Visits 3 and 4 - Measurements after RSD or moxonidine
Visit 3 will take place approximately 6 weeks after RSD. The measurements
conducted during this visit are identical to the measurements conducted on
visit 2 (including 50ml of venous blood sampling). In addition a
123I-MIBG-scintigraphy, with a single oral dose of furosemide retard 60mg,
will be performed after the non-invasive measurements have been conducted. The
123I-MIBG-scintigraphy includes a scintigram performed 15 minutes after tracer
injection and early in the afternoon (4 hours post injection). A final
scintigram will be performed at visit 4, 24 hours post MIBG tracer injection.

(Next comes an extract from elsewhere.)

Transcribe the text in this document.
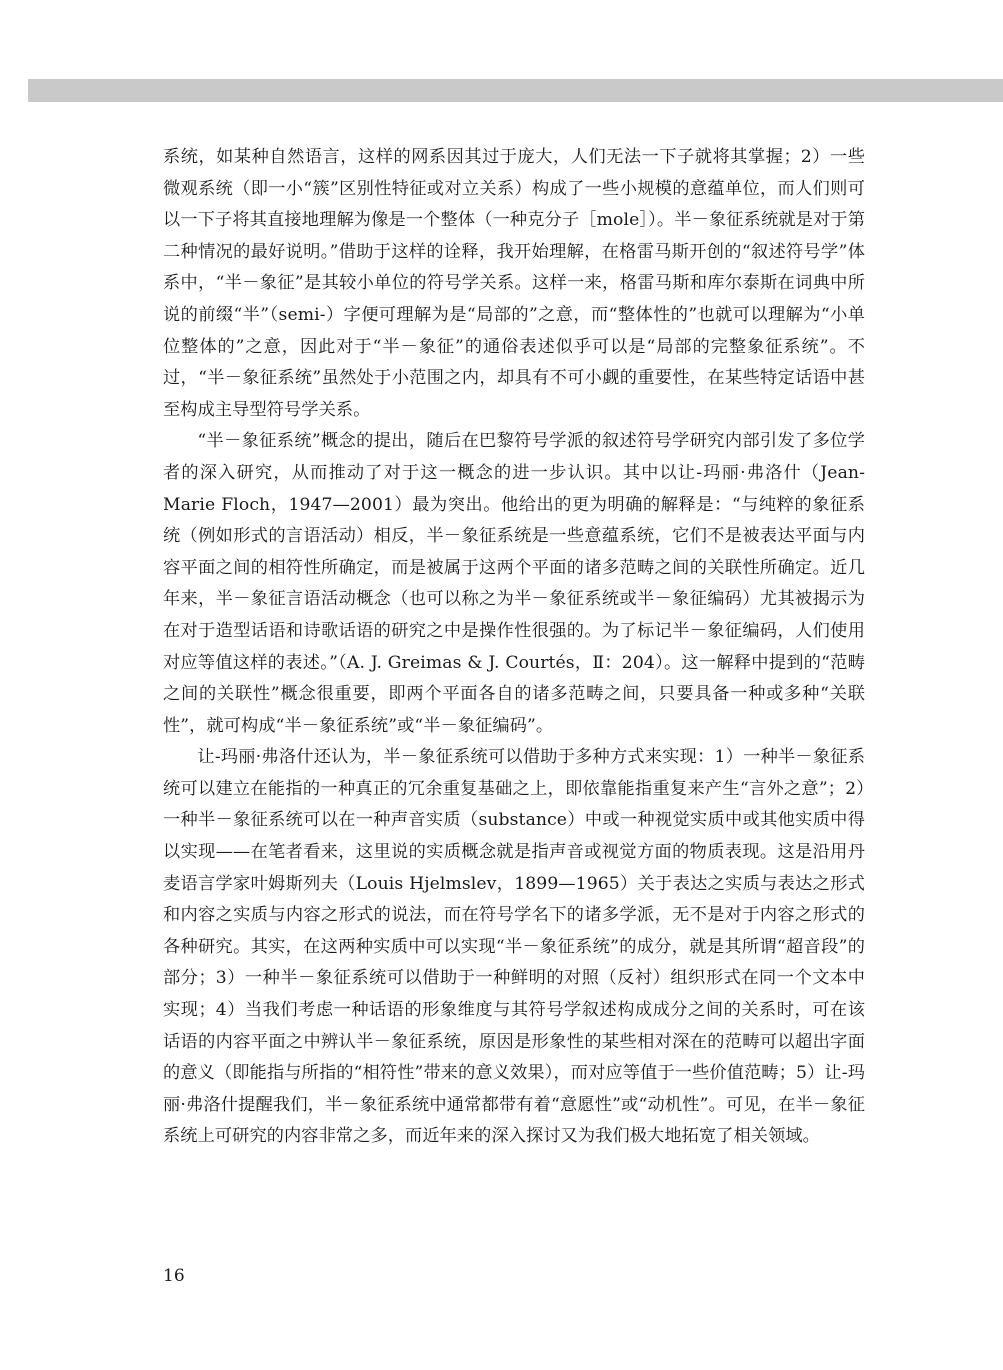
系统，如某种自然语言，这样的网系因其过于庞大，人们无法一下子就将其掌握；2）一些微观系统（即一小“簇”区别性特征或对立关系）构成了一些小规模的意蕴单位，而人们则可以一下子将其直接地理解为像是一个整体（一种克分子［mole］）。半－象征系统就是对于第二种情况的最好说明。”借助于这样的诠释，我开始理解，在格雷马斯开创的“叙述符号学”体系中，“半－象征”是其较小单位的符号学关系。这样一来，格雷马斯和库尔泰斯在词典中所说的前缀“半”（semi-）字便可理解为是“局部的”之意，而“整体性的”也就可以理解为“小单位整体的”之意，因此对于“半－象征”的通俗表述似乎可以是“局部的完整象征系统”。不过，“半－象征系统”虽然处于小范围之内，却具有不可小觑的重要性，在某些特定话语中甚至构成主导型符号学关系。

“半－象征系统”概念的提出，随后在巴黎符号学派的叙述符号学研究内部引发了多位学者的深入研究，从而推动了对于这一概念的进一步认识。其中以让-玛丽·弗洛什（Jean-Marie Floch，1947—2001）最为突出。他给出的更为明确的解释是：“与纯粹的象征系统（例如形式的言语活动）相反，半－象征系统是一些意蕴系统，它们不是被表达平面与内容平面之间的相符性所确定，而是被属于这两个平面的诸多范畴之间的关联性所确定。近几年来，半－象征言语活动概念（也可以称之为半－象征系统或半－象征编码）尤其被揭示为在对于造型话语和诗歌话语的研究之中是操作性很强的。为了标记半－象征编码，人们使用对应等值这样的表述。”（A. J. Greimas & J. Courtés，Ⅱ：204）。这一解释中提到的“范畴之间的关联性”概念很重要，即两个平面各自的诸多范畴之间，只要具备一种或多种“关联性”，就可构成“半－象征系统”或“半－象征编码”。

让-玛丽·弗洛什还认为，半－象征系统可以借助于多种方式来实现：1）一种半－象征系统可以建立在能指的一种真正的冗余重复基础之上，即依靠能指重复来产生“言外之意”；2）一种半－象征系统可以在一种声音实质（substance）中或一种视觉实质中或其他实质中得以实现——在笔者看来，这里说的实质概念就是指声音或视觉方面的物质表现。这是沿用丹麦语言学家叶姆斯列夫（Louis Hjelmslev，1899—1965）关于表达之实质与表达之形式和内容之实质与内容之形式的说法，而在符号学名下的诸多学派，无不是对于内容之形式的各种研究。其实，在这两种实质中可以实现“半－象征系统”的成分，就是其所谓“超音段”的部分；3）一种半－象征系统可以借助于一种鲜明的对照（反衬）组织形式在同一个文本中实现；4）当我们考虑一种话语的形象维度与其符号学叙述构成成分之间的关系时，可在该话语的内容平面之中辨认半－象征系统，原因是形象性的某些相对深在的范畴可以超出字面的意义（即能指与所指的“相符性”带来的意义效果），而对应等值于一些价值范畴；5）让-玛丽·弗洛什提醒我们，半－象征系统中通常都带有着“意愿性”或“动机性”。可见，在半－象征系统上可研究的内容非常之多，而近年来的深入探讨又为我们极大地拓宽了相关领域。

16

Additionally, an appointment will be made for 24-hour ambulatory blood pressure
measurement.

Additional investigations
All subjects included in this study will undergo the above mentioned
measurements.
Additionally, in a subset of maximum 12 patients undergoing RSD a
hyperinsulinaemic euglycaemic clamp experiment will be performed prior to RSD
and after RSD. The clamping experiments will take place on two different
occasions, adjacent to visit 2 and visit 3. Patients will be asked to
participate in this sub-study if they have insulin-resistance, defined as a
fasting blood insulin level of > 50 pmol/L. For these additional
investigations a separate informed consent will be obtained (see
InformedConsentRSDClamp).

RSD is a minimally invasive technique that has been shown to effectively and
safely reduce BP in 90% of patient with therapy resistant hypertension. Despite
its general beneficial effects on BP control, the magnitude of the BP lowering
response is difficult to predict. We believe that estimates of sympathetic
activity may help in selecting patients who will benefit most from this
intervention. The measurements used for assessment of peripheral and central
haemodynamics are all non-invasive, painless and safe. A total of 2x50ml
(100ml) of venous blood will be drawn for study purposes. Subjects will have a
intravenous cannula inserted on two visits to facilitate for blood drawings and
123I-MIBG injection. Included subjects in this study will be exposed to
radiation as a result of the 123I-MIBG scintigraphy performed. The radiation
exposure is well within the international limits as defined by the WHO (4.2mSv,
ICRP category IIb). In addition, subjects who participate in the sub-study on
insulin sensitivity will have additional blood drawings of 2x150ml (300ml). The
hyperinsulinemic euglycemic clamp is the gold standard to measure glucose
metabolism and is considered to be safe. It will be performed at the metabolic
unit of the department of Endocrinology and Metabolism. The glucose tracer has
no side effects and is provided by the in-house pharmacist. It will be prepared
for infusion by the researcher on the day of the experiment.
The benefits related to the present study consist of the development of new
methods that are able to predict the BP lowering response to this relatively
new BP lowering intervention and to assess whether, apart from lowering BP,
additional beneficial effects exist on insulin resistance and inflammation.